傾向スコアによる統計的因果推論をやろうとして悩むのはほどほどにしたい

観察研究に基づく因果推論は「よほど共変量についての先行研究が積み上がっていないかぎり、バイアスを取り除いたと言い切るのが大変に難しい」という事情があります。
なので私はweb業界というスピーディな業界にあって、観察研究的なアプローチが必要になったときに「因果関係についてどの程度言及すべきか?どれぐらい強い主張をしてもいいのか?」についてそれなりに悩んできました。

そのときに考えたこと、読んだ記事などについて記します。

良い共変量とは?

白米の健康上のリスク*1を啓蒙していらっしゃるので有名な(?)津川友介さんのブログの統計的因果推論に関する記事が大変面白いです。

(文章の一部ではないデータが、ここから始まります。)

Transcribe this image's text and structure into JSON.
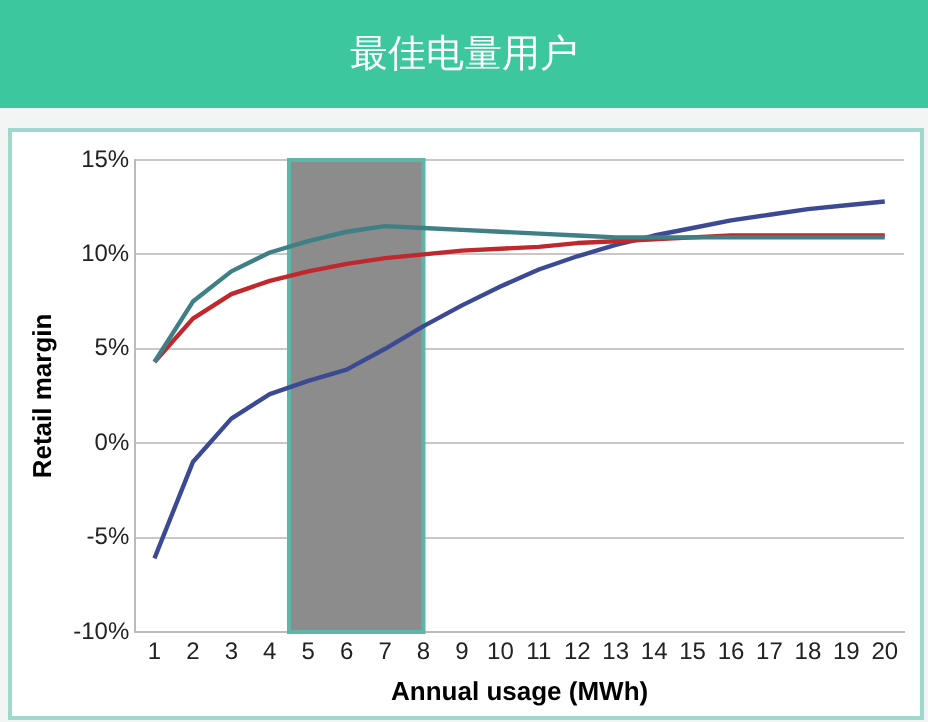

healthpolicyhealthecon.com

疫学者の中にはPSモデルには交絡因子だけ含まれていれば良いと考えている人達がいます。(中略)しかし、ルービンによるとPSモデルには交絡因子とアウトカムの予測因子の両者が含まれている必要があります。

これと似た点は因果推論の赤い本*2でも言及されていて、この本のp123では次の記述があります。

「割り当てに強い関連がある変数」よりも、「従属変数に強い関連がある変数」を共変量として選ぶほうが因果効果の推定が偏りが少なく、かつ推定量の分散が小さくなる

言われてみればそりゃそうか、と思える指摘です。RCTをするにしても傾向スコア分析をするにしても、「共変量の分布を揃えてバイアスを取り除くこと」を目的にしているため、アウトカムに重大な影響を与える因子が存在するなら、共変量を考慮する上で見逃されないべきなんですね。

ビジネスの問題に関する共変量の選択が難しい件について

私はCtoCのweb系企業に勤めていますが、先行研究が積み上がっているわけでもなく、因果推論にふんだんに時間を割けるわけでもなく、現実的に「強く因果関係を主張できるほどの分析」は行えていません。
とはいってもスピーディに因果関係について意見が欲しい!と頼まれる機会はあるので、「単なる回帰分析よりは、やや因果に近い主張ができる」というレベルを目指すことにしています。ドメイン知識に照らして「それってこういう交絡因子が想定できるんじゃない?」という想定ツッコミを削っていくイメージです。

考慮されていなかった共変量を利用して解析を行なっていくことこそが、人文社会学や疫学などの分野で因果関係を徐々に明確化していくことに繋がると期待される

上記は因果推論の赤い本のp129の記述です。おそらくこの考え方に近いのでは、と思います。